News werden dezentral verteilt. Wenn Sie einen Artikel schreiben und ins Netz einspeisen (im Jargon posten genannt), wird der Artikel von Ihrem Newssystem an alle interessierten Nachbar-Sites weitergegeben; die wiederum reichen ihn an ihre Nachbarn weiter, usf. Es ist einleuchtend, daß diese Methode für eine schnelle Verbreitung der Information sorgt, und gleichzeitig sehr unempfindlich gegenüber Störungen im Netz ist.[*] Andererseits muß ein System in der Lage sein, Duplikate zu vermeiden, bzw. sie auszusortieren, falls sie doch einmal auftreten. Dazu dienen die Header-Zeilen Message-ID: und Path:.

Das erste dieser beiden Felder enthält eine weltweit eindeutige Kennung des Artikels; indem sich ein System nun die IDs aller Artikel merkt, die es innerhalb der letzten n Tage bearbeitet hat, kann es Duplikate sofort aussortieren. Das Path:-Feld erfüllt einen ähnlichen Zweck; es enthält die Liste aller Systeme, die der Artikel auf dem Weg vom Absendersystem bis zu uns bereits durchlaufen hat. Damit kann das Newssystem bereits vorab einige Systeme aussortieren, an die es den Artikel nicht mehr weitergeben muß - zumindest nämlich dasjenige System, von dem es den Artikel gerade erhalten hat.

Bevor wir uns der Software-Seite des Usenet zuwenden, möchte ich noch ein paar Worte über den Transport der News verlieren. Wir haben bereits gesehen, daß Artikel von jedem System an dessen Nachbarn weitergereicht werden. Solch ein ``Datenkanal'' zwischen zwei Systemen nennt sich ein Feed . Feeds sind in der Regel bidirektional, müssen es aber nicht sein. Läßt sich beim Newsfluß zwischen zwei Systemen ein deutliches Gefälle ausmachen, spricht man auch gelegentlich von upstream und downstream .

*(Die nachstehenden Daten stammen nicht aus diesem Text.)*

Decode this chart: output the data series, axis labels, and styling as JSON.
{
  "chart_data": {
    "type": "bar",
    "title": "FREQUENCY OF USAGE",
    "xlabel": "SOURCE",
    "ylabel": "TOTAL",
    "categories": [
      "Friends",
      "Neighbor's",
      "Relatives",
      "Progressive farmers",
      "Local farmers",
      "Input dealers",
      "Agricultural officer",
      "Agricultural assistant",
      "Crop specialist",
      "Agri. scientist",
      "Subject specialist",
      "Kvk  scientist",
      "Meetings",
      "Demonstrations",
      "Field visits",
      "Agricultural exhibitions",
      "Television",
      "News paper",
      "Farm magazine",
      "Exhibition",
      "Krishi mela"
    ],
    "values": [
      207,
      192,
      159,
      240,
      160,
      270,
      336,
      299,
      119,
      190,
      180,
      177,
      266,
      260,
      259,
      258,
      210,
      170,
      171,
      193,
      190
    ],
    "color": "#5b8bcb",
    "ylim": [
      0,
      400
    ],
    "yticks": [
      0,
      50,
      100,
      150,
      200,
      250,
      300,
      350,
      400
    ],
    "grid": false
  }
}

Die wenigsten Systeme haben heute noch einen vollen Feed, d.h. mit allen erhältlichen Newsgruppen; bei einem täglichen Volumen von bald 200 Megabytes allein in den sieben großen Hierarchien ist das für die wenigsten noch verkraftbar. Stattdessen beschränken sie sich auf diejenigen Gruppen oder Hierarchien, die für sie oder die von ihnen abhängigen Systeme interessant sind.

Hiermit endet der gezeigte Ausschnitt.